Breast cancer (BC) is the second leading cause of cancer death among women [1,2,3]. Most patients with BC have tumors that express estrogen receptor-α (ERα-66kD) and/or progesterone receptor (PR) at diagnosis and therefore are candidates for endocrine treatments to improve clinical outcomes. However, triple-negative breast cancers (TNBC) are a heterogeneous subtype of BCs that lack nuclear expression of estrogen receptor-α (ERα-66kD) and progesterone receptor (PR) and have no overexpression of HER2 receptors [4,5]. Consequently, targeted endocrine and HER2-directed therapies are not recommended for management of TNBCs. Although TNBCs account for 15–20% of all BC cases , TNBCs account for almost half of all BC deaths [1,4,6,7]. TNBCs are generally larger in size, initially of higher grade, exhibit lymph node involvement at diagnosis and are biologically more aggressive than other BC subtypes . Women diagnosed with TNBC have shorter overall survival and a higher risk of both local and distant recurrence, and metastases are more likely to occur in the brain and lungs rather than bone as compared to other breast cancers . Women diagnosed with TNBC experience higher rates of recurrence [7,9]. Identification of novel therapeutic approaches for TNBC is critical because the median survival for women with metastatic TNBC is currently less than 12 months, and virtually all women with metastatic TNBC ultimately die of their disease despite systemic cytotoxic chemotherapy.
The progression of TNBC remains to be fully understood.
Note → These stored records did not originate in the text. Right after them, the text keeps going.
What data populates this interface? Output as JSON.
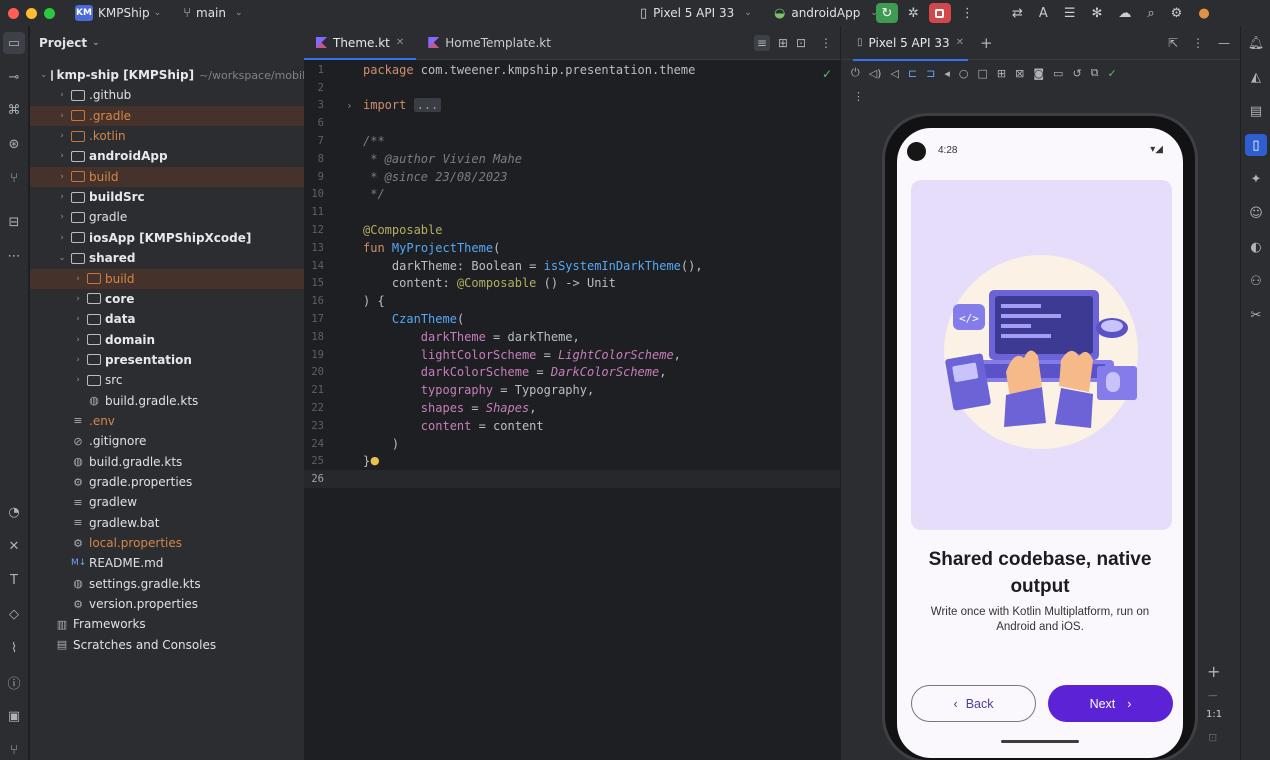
{
  "titlebar": {
    "project_badge": "KM",
    "project_name": "KMPShip",
    "branch": "main",
    "device": "Pixel 5 API 33",
    "run_config": "androidApp"
  },
  "project_panel": {
    "title": "Project",
    "tree": [
      {
        "label": "kmp-ship [KMPShip]",
        "suffix": "~/workspace/mobile/k",
        "depth": 0,
        "expanded": true,
        "icon": "module",
        "style": "bold"
      },
      {
        "label": ".github",
        "depth": 1,
        "icon": "folder"
      },
      {
        "label": ".gradle",
        "depth": 1,
        "icon": "folder-orange",
        "style": "orange",
        "highlight": true
      },
      {
        "label": ".kotlin",
        "depth": 1,
        "icon": "folder-orange",
        "style": "orange"
      },
      {
        "label": "androidApp",
        "depth": 1,
        "icon": "module",
        "style": "bold"
      },
      {
        "label": "build",
        "depth": 1,
        "icon": "folder-orange",
        "style": "orange",
        "highlight": true
      },
      {
        "label": "buildSrc",
        "depth": 1,
        "icon": "module",
        "style": "bold"
      },
      {
        "label": "gradle",
        "depth": 1,
        "icon": "folder"
      },
      {
        "label": "iosApp [KMPShipXcode]",
        "depth": 1,
        "icon": "module",
        "style": "bold"
      },
      {
        "label": "shared",
        "depth": 1,
        "expanded": true,
        "icon": "module",
        "style": "bold"
      },
      {
        "label": "build",
        "depth": 2,
        "icon": "folder-orange",
        "style": "orange",
        "highlight": true
      },
      {
        "label": "core",
        "depth": 2,
        "icon": "folder",
        "style": "semibold"
      },
      {
        "label": "data",
        "depth": 2,
        "icon": "folder",
        "style": "semibold"
      },
      {
        "label": "domain",
        "depth": 2,
        "icon": "folder",
        "style": "semibold"
      },
      {
        "label": "presentation",
        "depth": 2,
        "icon": "folder",
        "style": "semibold"
      },
      {
        "label": "src",
        "depth": 2,
        "icon": "folder"
      },
      {
        "label": "build.gradle.kts",
        "depth": 2,
        "icon": "gradle-file",
        "leaf": true
      },
      {
        "label": ".env",
        "depth": 1,
        "icon": "text-file",
        "style": "orange",
        "leaf": true
      },
      {
        "label": ".gitignore",
        "depth": 1,
        "icon": "ignore-file",
        "leaf": true
      },
      {
        "label": "build.gradle.kts",
        "depth": 1,
        "icon": "gradle-file",
        "leaf": true
      },
      {
        "label": "gradle.properties",
        "depth": 1,
        "icon": "settings-file",
        "leaf": true
      },
      {
        "label": "gradlew",
        "depth": 1,
        "icon": "text-file",
        "leaf": true
      },
      {
        "label": "gradlew.bat",
        "depth": 1,
        "icon": "text-file",
        "leaf": true
      },
      {
        "label": "local.properties",
        "depth": 1,
        "icon": "settings-file",
        "style": "orange",
        "leaf": true
      },
      {
        "label": "README.md",
        "depth": 1,
        "icon": "markdown-file",
        "leaf": true
      },
      {
        "label": "settings.gradle.kts",
        "depth": 1,
        "icon": "gradle-file",
        "leaf": true
      },
      {
        "label": "version.properties",
        "depth": 1,
        "icon": "settings-file",
        "leaf": true
      },
      {
        "label": "Frameworks",
        "depth": 0,
        "icon": "library",
        "leaf": true
      },
      {
        "label": "Scratches and Consoles",
        "depth": 0,
        "icon": "scratches",
        "leaf": true
      }
    ]
  },
  "editor": {
    "tabs": [
      {
        "label": "Theme.kt",
        "active": true
      },
      {
        "label": "HomeTemplate.kt",
        "active": false
      }
    ],
    "lines": [
      {
        "n": "1",
        "t": "package com.tweener.kmpship.presentation.theme"
      },
      {
        "n": "2",
        "t": ""
      },
      {
        "n": "3",
        "t": "import ..."
      },
      {
        "n": "6",
        "t": ""
      },
      {
        "n": "7",
        "t": "/**"
      },
      {
        "n": "8",
        "t": " * @author Vivien Mahe"
      },
      {
        "n": "9",
        "t": " * @since 23/08/2023"
      },
      {
        "n": "10",
        "t": " */"
      },
      {
        "n": "11",
        "t": ""
      },
      {
        "n": "12",
        "t": "@Composable"
      },
      {
        "n": "13",
        "t": "fun MyProjectTheme("
      },
      {
        "n": "14",
        "t": "    darkTheme: Boolean = isSystemInDarkTheme(),"
      },
      {
        "n": "15",
        "t": "    content: @Composable () -> Unit"
      },
      {
        "n": "16",
        "t": ") {"
      },
      {
        "n": "17",
        "t": "    CzanTheme("
      },
      {
        "n": "18",
        "t": "        darkTheme = darkTheme,"
      },
      {
        "n": "19",
        "t": "        lightColorScheme = LightColorScheme,"
      },
      {
        "n": "20",
        "t": "        darkColorScheme = DarkColorScheme,"
      },
      {
        "n": "21",
        "t": "        typography = Typography,"
      },
      {
        "n": "22",
        "t": "        shapes = Shapes,"
      },
      {
        "n": "23",
        "t": "        content = content"
      },
      {
        "n": "24",
        "t": "    )"
      },
      {
        "n": "25",
        "t": "}"
      },
      {
        "n": "26",
        "t": ""
      }
    ]
  },
  "emulator": {
    "tab_label": "Pixel 5 API 33",
    "zoom_label": "1:1",
    "phone": {
      "time": "4:28",
      "headline": "Shared codebase, native output",
      "subtitle": "Write once with Kotlin Multiplatform, run on Android and iOS.",
      "back_label": "Back",
      "next_label": "Next"
    }
  },
  "colors": {
    "accent": "#3574f0",
    "run_green": "#3f9b52",
    "stop_red": "#d2484a",
    "phone_primary": "#5b22d6",
    "hero_bg": "#e6ddfb"
  }
}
The identification of novel targets in the proliferative process in TNBC could ultimately help to improve the outcomes of patients diagnosed with this deadly disease. Current evidence indicates that insulin/insulin-like growth factor (IGF) signaling pathways play a significant role in BC progression [10,11,12,13,14]. The circulating regulatory hormones of this system include insulin, insulin-like growth factor-1 (IGF1) and insulin-like growth factor-2 (IGF2). These circulating growth hormones are reported to enhance TNBC progression [12,15,16,17], and the bioavailability in vivo of both IGF1 and IGF2 are modulated by six different IGF-binding proteins (IGFBPs) [18,19,20].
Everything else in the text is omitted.